Der Übergang zur Klangkunst war eine logische Weiterentwicklung meiner künstlerischen Arbeit: Klangfarben und Raum verschmelzen zu neuen Sinneserfahrungen. Grundsätzlich sehe ich mich in der bildenden Kunst verankert, doch in meiner medienübergreifenden Praxis sind die Grenzen fließend, gerade die Schnittstellen und Reibungen zwischen den Gattungen faszinieren mich. Wie kann ein bewegtes Bild zur Skulptur werden, eine Skulptur zu Licht, eine Malerei zu einem Klangraum oder ein statisches Bild zu Film? Frank Lloyd Wright hat es treffend formuliert: „Space is the breath of art.“ Es geht um die Idee, dass Kunst Raum zum Atmen, zum Entfalten braucht.  Sein Wohnhaus „Fallingwater“ ist für mich eines der ersten Werke, in dem Architektur, Skulptur, Klang, Geruch, bewegtes Bild und die haptische Wahrnehmung der Umgebung zusammenkommen. Ursprünglich plante Wright sogar, die Mauern mit Blattgold zu verkleiden, damit sich das Haus stärker in der Umgebung spiegelt. Im Vordergrund meiner Arbeit steht das Erzeugen von Zuständen. Die künstlerische Ausdrucksform entwickelt sich dabei erst im Prozess. Meine Auseinandersetzung mit Raum ist stark von akustischen Erfahrungen inspiriert. Das Gefühl des Umhülltseins spielt dabei eine zentrale Rolle. So wie Klang uns umgibt, sind wir von Sinnen umhüllt, die wahrnehmen, erinnern und verbinden. Die Grundidee meiner raumgreifenden Arbeiten ist dabei stets, Ereignisse und Erlebnisse zu schaffen, sodass an einem bestimmten Ort eine neue, spezifische Wahrnehmungssituation entsteht.

 

Was erhoffen Sie sich langfristig für das Projekt? Soll es über 2026 hinaus weiterwirken?

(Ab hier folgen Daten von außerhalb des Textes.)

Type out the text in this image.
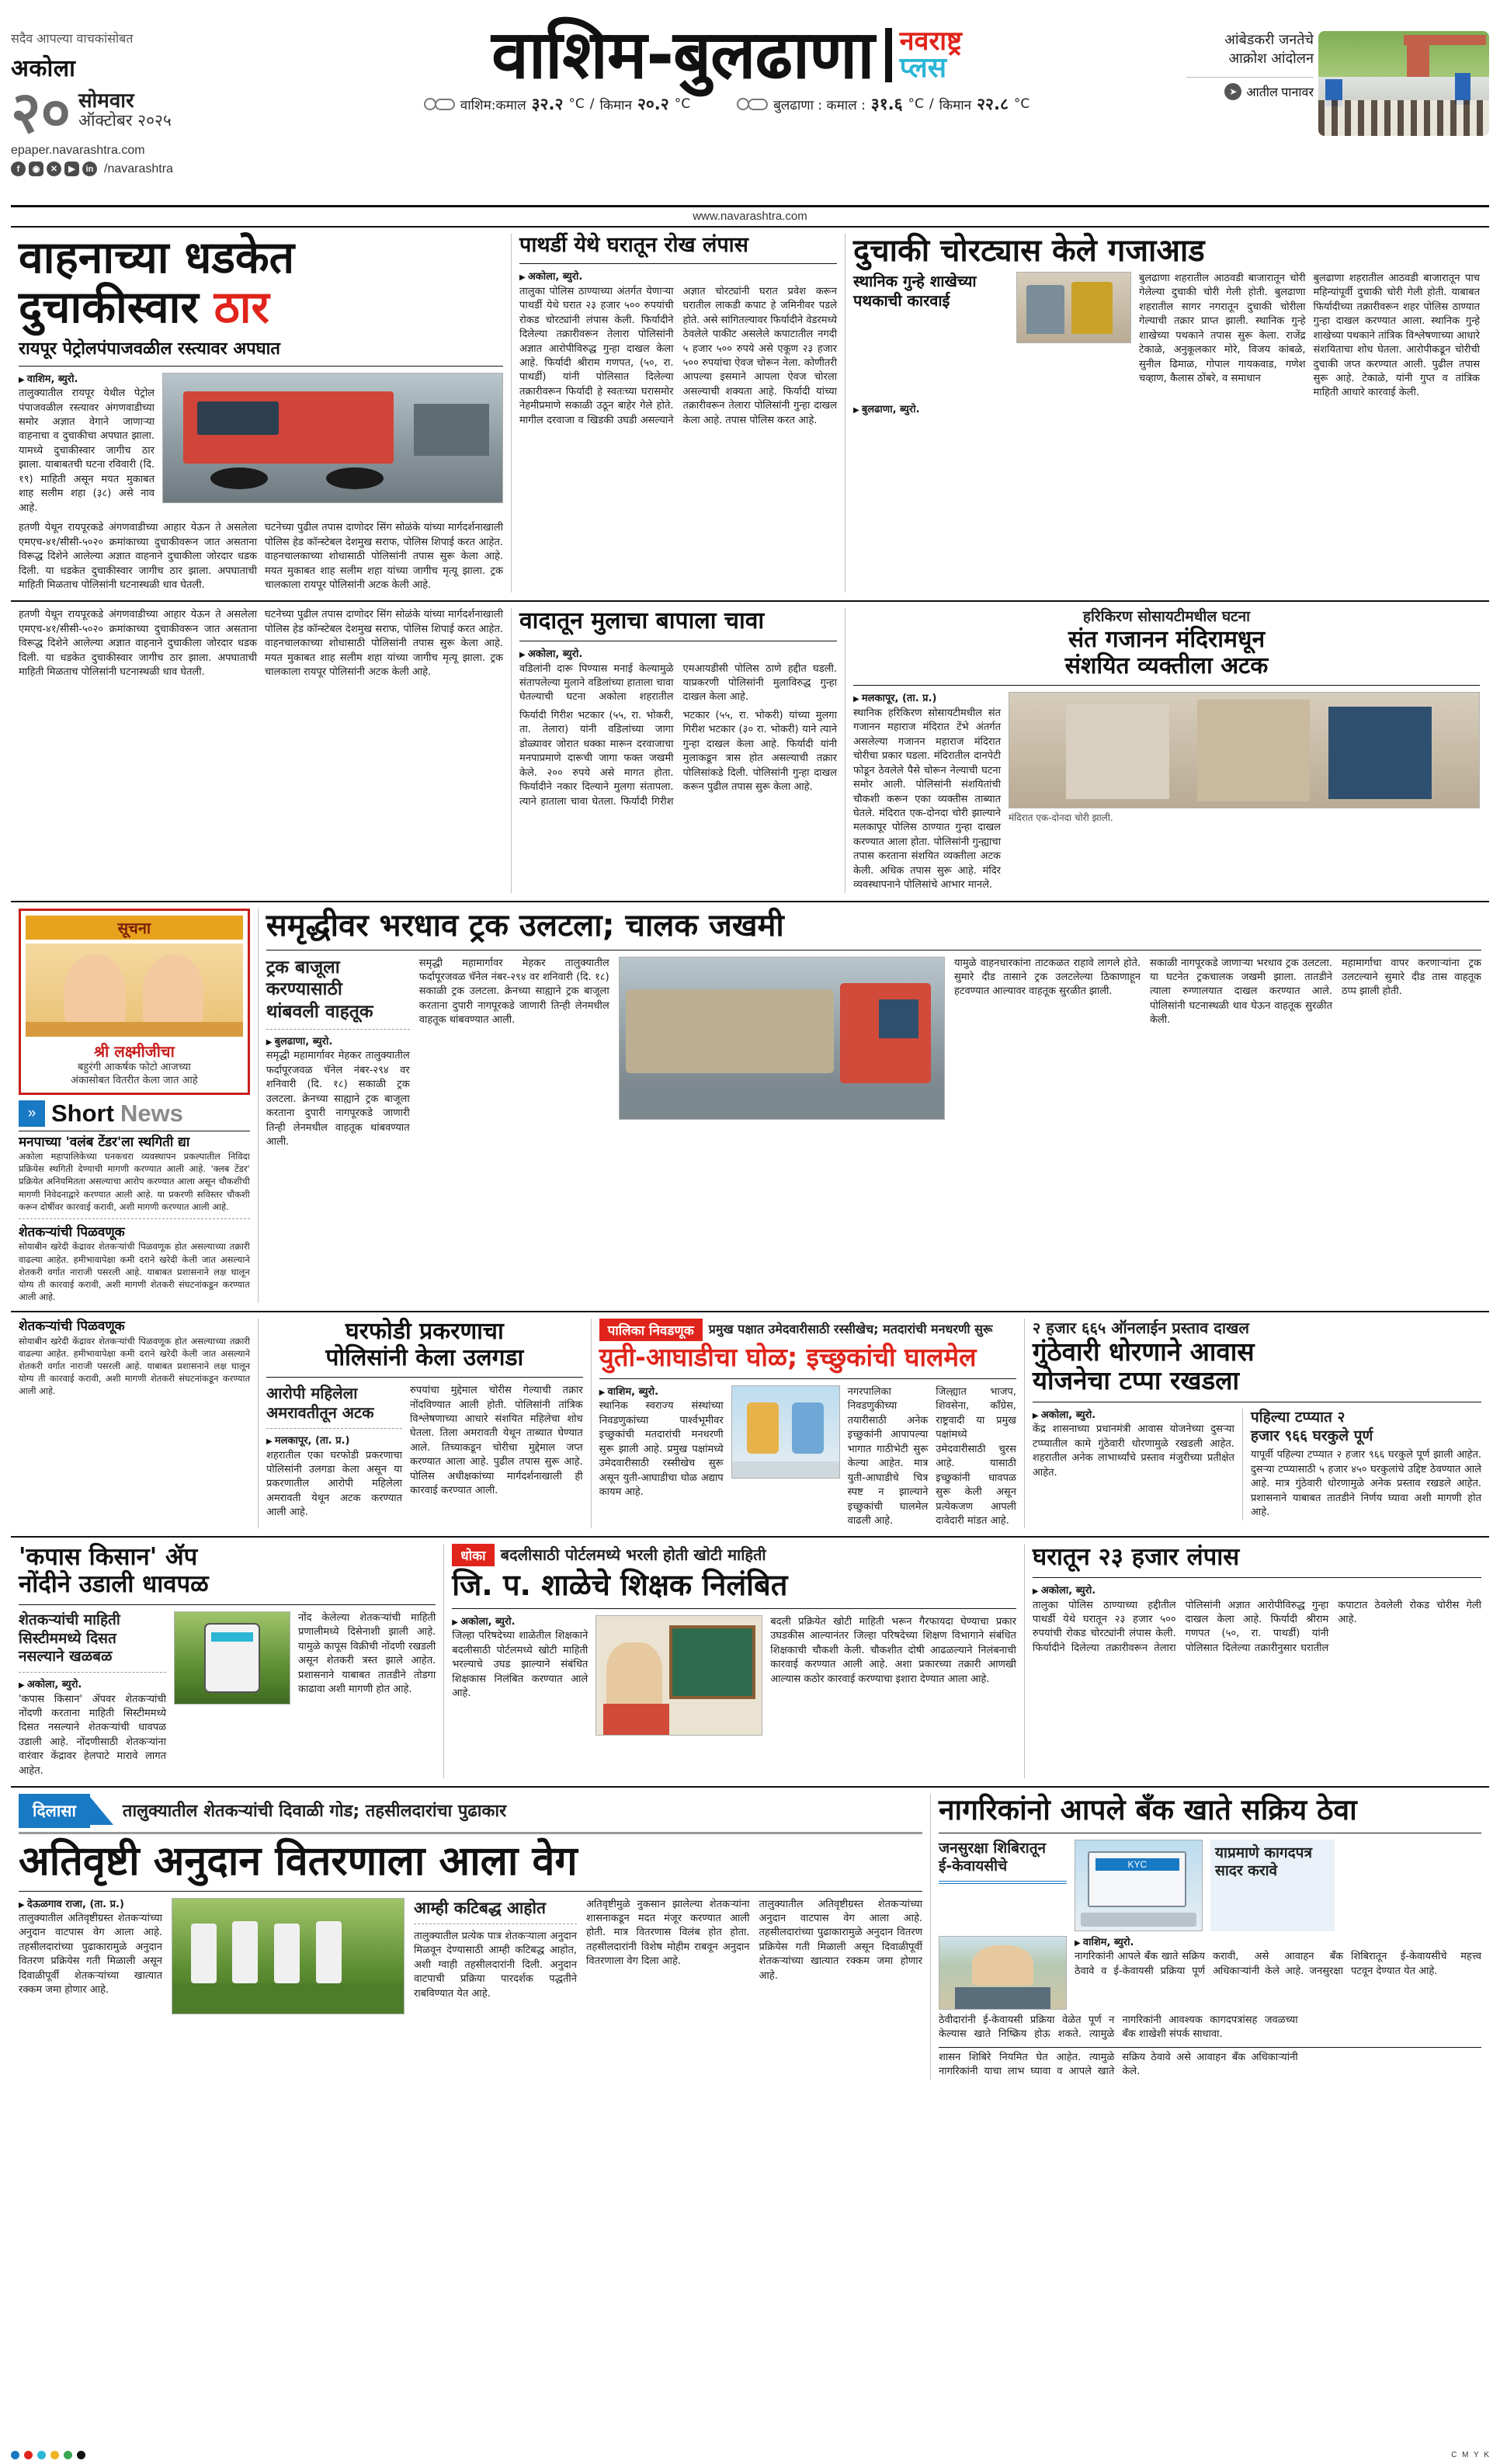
सदैव आपल्या वाचकांसोबत
अकोला
२० सोमवार
ऑक्टोबर २०२५
epaper.navarashtra.com
f	◉	✕	▶	in /navarashtra
वाशिम-बुलढाणा नवराष्ट्र
प्लस
वाशिम:कमाल ३२.२ °C / किमान २०.२ °C	बुलढाणा : कमाल : ३१.६ °C / किमान २२.८ °C
आंबेडकरी जनतेचे आक्रोश आंदोलन
➤ आतील पानावर
www.navarashtra.com
वाहनाच्या धडकेत
दुचाकीस्वार ठार
रायपूर पेट्रोलपंपाजवळील रस्त्यावर अपघात
▶ वाशिम, ब्युरो.
तालुक्यातील रायपूर येथील पेट्रोल पंपाजवळील रस्त्यावर अंगणवाडीच्या समोर अज्ञात वेगाने जाणाऱ्या वाहनाचा व दुचाकीचा अपघात झाला. यामध्ये दुचाकीस्वार जागीच ठार झाला. याबाबतची घटना रविवारी (दि. १९) माहिती असून मयत मुकाबत शाह सलीम शहा (३८) असे नाव आहे.
हतणी येथून रायपूरकडे अंगणवाडीच्या आहार येऊन ते असलेला एमएच-४१/सीसी-५०२० क्रमांकाच्या दुचाकीवरून जात असताना विरूद्ध दिशेने आलेल्या अज्ञात वाहनाने दुचाकीला जोरदार धडक दिली. या धडकेत दुचाकीस्वार जागीच ठार झाला. अपघाताची माहिती मिळताच पोलिसांनी घटनास्थळी धाव घेतली.
घटनेच्या पुढील तपास दाणोदर सिंग सोळंके यांच्या मार्गदर्शनाखाली पोलिस हेड कॉन्स्टेबल देशमुख सराफ, पोलिस शिपाई करत आहेत. वाहनचालकाच्या शोधासाठी पोलिसांनी तपास सुरू केला आहे. मयत मुकाबत शाह सलीम शहा यांच्या जागीच मृत्यू झाला. ट्रक चालकाला रायपूर पोलिसांनी अटक केली आहे.
पाथर्डी येथे घरातून रोख लंपास
▶ अकोला, ब्युरो.
तालुका पोलिस ठाण्याच्या अंतर्गत येणाऱ्या पाथर्डी येथे घरात २३ हजार ५०० रुपयांची रोकड चोरट्यांनी लंपास केली. फिर्यादीने दिलेल्या तक्रारीवरून तेलारा पोलिसांनी अज्ञात आरोपीविरुद्ध गुन्हा दाखल केला आहे. फिर्यादी श्रीराम गणपत, (५०, रा. पाथर्डी) यांनी पोलिसात दिलेल्या तक्रारीवरून फिर्यादी हे स्वतःच्या घरासमोर नेहमीप्रमाणे सकाळी उठून बाहेर गेले होते. मागील दरवाजा व खिडकी उघडी असल्याने अज्ञात चोरट्यांनी घरात प्रवेश करून घरातील लाकडी कपाट हे जमिनीवर पडले होते. असे सांगितल्यावर फिर्यादीने वेडरमध्ये ठेवलेले पाकीट असलेले कपाटातील नगदी ५ हजार ५०० रुपये असे एकूण २३ हजार ५०० रुपयांचा ऐवज चोरून नेला. कोणीतरी आपल्या इसमाने आपला ऐवज चोरला असल्याची शक्यता आहे. फिर्यादी यांच्या तक्रारीवरून तेलारा पोलिसांनी गुन्हा दाखल केला आहे. तपास पोलिस करत आहे.
दुचाकी चोरट्यास केले गजाआड
स्थानिक गुन्हे शाखेच्या पथकाची कारवाई
बुलढाणा शहरातील आठवडी बाजारातून चोरी गेलेल्या दुचाकी चोरी गेली होती. बुलढाणा शहरातील सागर नगरातून दुचाकी चोरीला गेल्याची तक्रार प्राप्त झाली. स्थानिक गुन्हे शाखेच्या पथकाने तपास सुरू केला. राजेंद्र टेकाळे, अनुकूलकार मोरे, विजय कांबळे, सुनील ढिमाळ, गोपाल गायकवाड, गणेश चव्हाण, कैलास ठोंबरे, व समाधान
बुलढाणा शहरातील आठवडी बाजारातून पाच महिन्यांपूर्वी दुचाकी चोरी गेली होती. याबाबत फिर्यादीच्या तक्रारीवरून शहर पोलिस ठाण्यात गुन्हा दाखल करण्यात आला. स्थानिक गुन्हे शाखेच्या पथकाने तांत्रिक विश्लेषणाच्या आधारे संशयिताचा शोध घेतला. आरोपीकडून चोरीची दुचाकी जप्त करण्यात आली. पुढील तपास सुरू आहे. टेकाळे, यांनी गुप्त व तांत्रिक माहिती आधारे कारवाई केली.
▶ बुलढाणा, ब्युरो.
हतणी येथून रायपूरकडे अंगणवाडीच्या आहार येऊन ते असलेला एमएच-४१/सीसी-५०२० क्रमांकाच्या दुचाकीवरून जात असताना विरूद्ध दिशेने आलेल्या अज्ञात वाहनाने दुचाकीला जोरदार धडक दिली. या धडकेत दुचाकीस्वार जागीच ठार झाला. अपघाताची माहिती मिळताच पोलिसांनी घटनास्थळी धाव घेतली.
घटनेच्या पुढील तपास दाणोदर सिंग सोळंके यांच्या मार्गदर्शनाखाली पोलिस हेड कॉन्स्टेबल देशमुख सराफ, पोलिस शिपाई करत आहेत. वाहनचालकाच्या शोधासाठी पोलिसांनी तपास सुरू केला आहे. मयत मुकाबत शाह सलीम शहा यांच्या जागीच मृत्यू झाला. ट्रक चालकाला रायपूर पोलिसांनी अटक केली आहे.
वादातून मुलाचा बापाला चावा
▶ अकोला, ब्युरो.
वडिलांनी दारू पिण्यास मनाई केल्यामुळे संतापलेल्या मुलाने वडिलांच्या हाताला चावा घेतल्याची घटना अकोला शहरातील एमआयडीसी पोलिस ठाणे हद्दीत घडली. याप्रकरणी पोलिसांनी मुलाविरुद्ध गुन्हा दाखल केला आहे.
फिर्यादी गिरीश भटकार (५५, रा. भोकरी, ता. तेलारा) यांनी वडिलांच्या जागा डोळ्यावर जोरात धक्का मारून दरवाजाचा मनपाप्रमाणे दारूची जागा फक्त जखमी केले. २०० रुपये असे मागत होता. फिर्यादीने नकार दिल्याने मुलगा संतापला. त्याने हाताला चावा घेतला. फिर्यादी गिरीश भटकार (५५, रा. भोकरी) यांच्या मुलगा गिरीश भटकार (३० रा. भोकरी) याने त्याने गुन्हा दाखल केला आहे. फिर्यादी यांनी मुलाकडून त्रास होत असल्याची तक्रार पोलिसांकडे दिली. पोलिसांनी गुन्हा दाखल करून पुढील तपास सुरू केला आहे.
हरिकिरण सोसायटीमधील घटना
संत गजानन मंदिरामधून
संशयित व्यक्तीला अटक
▶ मलकापूर, (ता. प्र.)
स्थानिक हरिकिरण सोसायटीमधील संत गजानन महाराज मंदिरात टेंभे अंतर्गत असलेल्या गजानन महाराज मंदिरात चोरीचा प्रकार घडला. मंदिरातील दानपेटी फोडून ठेवलेले पैसे चोरून नेल्याची घटना समोर आली. पोलिसांनी संशयितांची चौकशी करून एका व्यक्तीस ताब्यात घेतले. मंदिरात एक-दोनदा चोरी झाल्याने मलकापूर पोलिस ठाण्यात गुन्हा दाखल करण्यात आला होता. पोलिसांनी गुन्ह्याचा तपास करताना संशयित व्यक्तीला अटक केली. अधिक तपास सुरू आहे. मंदिर व्यवस्थापनाने पोलिसांचे आभार मानले.
मंदिरात एक-दोनदा चोरी झाली.
सूचना
श्री लक्ष्मीजीचा
बहुरंगी आकर्षक फोटो आजच्या
अंकासोबत वितरीत केला जात आहे
» Short News
मनपाच्या 'वलंब टेंडर'ला स्थगिती द्या
अकोला महापालिकेच्या घनकचरा व्यवस्थापन प्रकल्पातील निविदा प्रक्रियेस स्थगिती देण्याची मागणी करण्यात आली आहे. 'क्लब टेंडर' प्रक्रियेत अनियमितता असल्याचा आरोप करण्यात आला असून चौकशीची मागणी निवेदनाद्वारे करण्यात आली आहे. या प्रकरणी सविस्तर चौकशी करून दोषींवर कारवाई करावी, अशी मागणी करण्यात आली आहे.
शेतकऱ्यांची पिळवणूक
सोयाबीन खरेदी केंद्रावर शेतकऱ्यांची पिळवणूक होत असल्याच्या तक्रारी वाढल्या आहेत. हमीभावापेक्षा कमी दराने खरेदी केली जात असल्याने शेतकरी वर्गात नाराजी पसरली आहे. याबाबत प्रशासनाने लक्ष घालून योग्य ती कारवाई करावी, अशी मागणी शेतकरी संघटनांकडून करण्यात आली आहे.
समृद्धीवर भरधाव ट्रक उलटला; चालक जखमी
ट्रक बाजूला
करण्यासाठी
थांबवली वाहतूक
▶ बुलढाणा, ब्युरो.
समृद्धी महामार्गावर मेहकर तालुक्यातील फर्दापूरजवळ चॅनेल नंबर-२९४ वर शनिवारी (दि. १८) सकाळी ट्रक उलटला. क्रेनच्या साह्याने ट्रक बाजूला करताना दुपारी नागपूरकडे जाणारी तिन्ही लेनमधील वाहतूक थांबवण्यात आली.
समृद्धी महामार्गावर मेहकर तालुक्यातील फर्दापूरजवळ चॅनेल नंबर-२९४ वर शनिवारी (दि. १८) सकाळी ट्रक उलटला. क्रेनच्या साह्याने ट्रक बाजूला करताना दुपारी नागपूरकडे जाणारी तिन्ही लेनमधील वाहतूक थांबवण्यात आली.
यामुळे वाहनधारकांना ताटकळत राहावे लागले होते. सुमारे दीड तासाने ट्रक उलटलेल्या ठिकाणाहून हटवण्यात आल्यावर वाहतूक सुरळीत झाली.
सकाळी नागपूरकडे जाणाऱ्या भरधाव ट्रक उलटला. या घटनेत ट्रकचालक जखमी झाला. तातडीने त्याला रुग्णालयात दाखल करण्यात आले. पोलिसांनी घटनास्थळी धाव घेऊन वाहतूक सुरळीत केली.
महामार्गाचा वापर करणाऱ्यांना ट्रक उलटल्याने सुमारे दीड तास वाहतूक ठप्प झाली होती.
शेतकऱ्यांची पिळवणूक
सोयाबीन खरेदी केंद्रावर शेतकऱ्यांची पिळवणूक होत असल्याच्या तक्रारी वाढल्या आहेत. हमीभावापेक्षा कमी दराने खरेदी केली जात असल्याने शेतकरी वर्गात नाराजी पसरली आहे. याबाबत प्रशासनाने लक्ष घालून योग्य ती कारवाई करावी, अशी मागणी शेतकरी संघटनांकडून करण्यात आली आहे.
घरफोडी प्रकरणाचा
पोलिसांनी केला उलगडा
आरोपी महिलेला
अमरावतीतून अटक
▶ मलकापूर, (ता. प्र.)
शहरातील एका घरफोडी प्रकरणाचा पोलिसांनी उलगडा केला असून या प्रकरणातील आरोपी महिलेला अमरावती येथून अटक करण्यात आली आहे.
रुपयांचा मुद्देमाल चोरीस गेल्याची तक्रार नोंदविण्यात आली होती. पोलिसांनी तांत्रिक विश्लेषणाच्या आधारे संशयित महिलेचा शोध घेतला. तिला अमरावती येथून ताब्यात घेण्यात आले. तिच्याकडून चोरीचा मुद्देमाल जप्त करण्यात आला आहे. पुढील तपास सुरू आहे. पोलिस अधीक्षकांच्या मार्गदर्शनाखाली ही कारवाई करण्यात आली.
पालिका निवडणूक	प्रमुख पक्षात उमेदवारीसाठी रस्सीखेच; मतदारांची मनधरणी सुरू
युती-आघाडीचा घोळ; इच्छुकांची घालमेल
▶ वाशिम, ब्युरो.
स्थानिक स्वराज्य संस्थांच्या निवडणुकांच्या पार्श्वभूमीवर इच्छुकांची मतदारांची मनधरणी सुरू झाली आहे. प्रमुख पक्षांमध्ये उमेदवारीसाठी रस्सीखेच सुरू असून युती-आघाडीचा घोळ अद्याप कायम आहे.
नगरपालिका निवडणुकीच्या तयारीसाठी अनेक इच्छुकांनी आपापल्या भागात गाठीभेटी सुरू केल्या आहेत. मात्र युती-आघाडीचे चित्र स्पष्ट न झाल्याने इच्छुकांची घालमेल वाढली आहे.
जिल्ह्यात भाजप, शिवसेना, काँग्रेस, राष्ट्रवादी या प्रमुख पक्षांमध्ये उमेदवारीसाठी चुरस आहे. यासाठी इच्छुकांनी धावपळ सुरू केली असून प्रत्येकजण आपली दावेदारी मांडत आहे.
२ हजार ६६५ ऑनलाईन प्रस्ताव दाखल
गुंठेवारी धोरणाने आवास
योजनेचा टप्पा रखडला
▶ अकोला, ब्युरो.
केंद्र शासनाच्या प्रधानमंत्री आवास योजनेच्या दुसऱ्या टप्प्यातील कामे गुंठेवारी धोरणामुळे रखडली आहेत. शहरातील अनेक लाभार्थ्यांचे प्रस्ताव मंजुरीच्या प्रतीक्षेत आहेत.
पहिल्या टप्प्यात २
हजार ९६६ घरकुले पूर्ण
यापूर्वी पहिल्या टप्प्यात २ हजार ९६६ घरकुले पूर्ण झाली आहेत. दुसऱ्या टप्प्यासाठी ५ हजार ४५० घरकुलांचे उद्दिष्ट ठेवण्यात आले आहे. मात्र गुंठेवारी धोरणामुळे अनेक प्रस्ताव रखडले आहेत. प्रशासनाने याबाबत तातडीने निर्णय घ्यावा अशी मागणी होत आहे.
'कपास किसान' ॲप
नोंदीने उडाली धावपळ
शेतकऱ्यांची माहिती
सिस्टीममध्ये दिसत
नसल्याने खळबळ
▶ अकोला, ब्युरो.
'कपास किसान' ॲपवर शेतकऱ्यांची नोंदणी करताना माहिती सिस्टीममध्ये दिसत नसल्याने शेतकऱ्यांची धावपळ उडाली आहे. नोंदणीसाठी शेतकऱ्यांना वारंवार केंद्रावर हेलपाटे मारावे लागत आहेत.
नोंद केलेल्या शेतकऱ्यांची माहिती प्रणालीमध्ये दिसेनाशी झाली आहे. यामुळे कापूस विक्रीची नोंदणी रखडली असून शेतकरी त्रस्त झाले आहेत. प्रशासनाने याबाबत तातडीने तोडगा काढावा अशी मागणी होत आहे.
धोका बदलीसाठी पोर्टलमध्ये भरली होती खोटी माहिती
जि. प. शाळेचे शिक्षक निलंबित
▶ अकोला, ब्युरो.
जिल्हा परिषदेच्या शाळेतील शिक्षकाने बदलीसाठी पोर्टलमध्ये खोटी माहिती भरल्याचे उघड झाल्याने संबंधित शिक्षकास निलंबित करण्यात आले आहे.
बदली प्रक्रियेत खोटी माहिती भरून गैरफायदा घेण्याचा प्रकार उघडकीस आल्यानंतर जिल्हा परिषदेच्या शिक्षण विभागाने संबंधित शिक्षकाची चौकशी केली. चौकशीत दोषी आढळल्याने निलंबनाची कारवाई करण्यात आली आहे. अशा प्रकारच्या तक्रारी आणखी आल्यास कठोर कारवाई करण्याचा इशारा देण्यात आला आहे.
घरातून २३ हजार लंपास
▶ अकोला, ब्युरो.
तालुका पोलिस ठाण्याच्या हद्दीतील पाथर्डी येथे घरातून २३ हजार ५०० रुपयांची रोकड चोरट्यांनी लंपास केली. फिर्यादीने दिलेल्या तक्रारीवरून तेलारा पोलिसांनी अज्ञात आरोपीविरुद्ध गुन्हा दाखल केला आहे. फिर्यादी श्रीराम गणपत (५०, रा. पाथर्डी) यांनी पोलिसात दिलेल्या तक्रारीनुसार घरातील कपाटात ठेवलेली रोकड चोरीस गेली आहे.
दिलासा	तालुक्यातील शेतकऱ्यांची दिवाळी गोड; तहसीलदारांचा पुढाकार
अतिवृष्टी अनुदान वितरणाला आला वेग
▶ देऊळगाव राजा, (ता. प्र.)
तालुक्यातील अतिवृष्टीग्रस्त शेतकऱ्यांच्या अनुदान वाटपास वेग आला आहे. तहसीलदारांच्या पुढाकारामुळे अनुदान वितरण प्रक्रियेस गती मिळाली असून दिवाळीपूर्वी शेतकऱ्यांच्या खात्यात रक्कम जमा होणार आहे.
आम्ही कटिबद्ध आहोत
तालुक्यातील प्रत्येक पात्र शेतकऱ्याला अनुदान मिळवून देण्यासाठी आम्ही कटिबद्ध आहोत, अशी ग्वाही तहसीलदारांनी दिली. अनुदान वाटपाची प्रक्रिया पारदर्शक पद्धतीने राबविण्यात येत आहे.
अतिवृष्टीमुळे नुकसान झालेल्या शेतकऱ्यांना शासनाकडून मदत मंजूर करण्यात आली होती. मात्र वितरणास विलंब होत होता. तहसीलदारांनी विशेष मोहीम राबवून अनुदान वितरणाला वेग दिला आहे.
तालुक्यातील अतिवृष्टीग्रस्त शेतकऱ्यांच्या अनुदान वाटपास वेग आला आहे. तहसीलदारांच्या पुढाकारामुळे अनुदान वितरण प्रक्रियेस गती मिळाली असून दिवाळीपूर्वी शेतकऱ्यांच्या खात्यात रक्कम जमा होणार आहे.
नागरिकांनो आपले बँक खाते सक्रिय ठेवा
जनसुरक्षा शिबिरातून
ई-केवायसीचे	KYC
याप्रमाणे कागदपत्र
सादर करावे
▶ वाशिम, ब्युरो.
नागरिकांनी आपले बँक खाते सक्रिय ठेवावे व ई-केवायसी प्रक्रिया पूर्ण करावी, असे आवाहन बँक अधिकाऱ्यांनी केले आहे. जनसुरक्षा शिबिरातून ई-केवायसीचे महत्त्व पटवून देण्यात येत आहे.
ठेवीदारांनी ई-केवायसी प्रक्रिया वेळेत पूर्ण न केल्यास खाते निष्क्रिय होऊ शकते. त्यामुळे नागरिकांनी आवश्यक कागदपत्रांसह जवळच्या बँक शाखेशी संपर्क साधावा.
शासन शिबिरे नियमित घेत आहेत. त्यामुळे नागरिकांनी याचा लाभ घ्यावा व आपले खाते सक्रिय ठेवावे असे आवाहन बँक अधिकाऱ्यांनी केले.
C M Y K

Die dafür eigens eingerichtete Projektwebseite wird bis Ende 2026 online sein und bietet die Möglichkeit, alltägliche Welten neu zu erfahren und dem Projekt nachzuspüren. Auch der Klangfilm wird dort Ende Januar 2026 präsentiert und soll zudem an unterschiedlichen Orten gezeigt werden. Die Webseite lädt darüber hinaus mit Bildern, Texten und Geschichten zu den Orten zur eigenständigen Erkundung ein. Zudem ist eine Publikation geplant, die die Ergebnisse sowohl dokumentarisch als auch künstlerisch aufbereitet und einem breiteren Publikum zugänglich macht. Ich hoffe, dass das Projekt über 2026 hinaus Wirkung entfaltet, indem es Zugänge zu ländlichen Räumen und ihren Geschichten eröffnet. Es soll nicht nur künstlerische Erfahrungen ermöglichen, sondern auch Debatten über Heimat, regionale Identität und die Wahrnehmung ländlicher Räume anregen. Langfristig soll das Projekt als archivartige Ressource, Inspirationsquelle oder Referenz für weitere künstlerische oder wissenschaftliche Projekte dienen. Ziel ist, dass die Inhalte nicht nur passiv rezipiert, sondern aktiv nachgenutzt, interpretiert oder weitergeführt werden – sei es durch eigene Klangexperimente, digitale Projekte oder weiteren Veranstaltungen.




November 2025

Dr. Sarah Alberti
ist Autorin, Moderatorin und Kunsthistorikerin mit Schwerpunkt auf Kunst im öffentlichen Raum, Erinnerungskultur und Kunst und Kultur der DDR.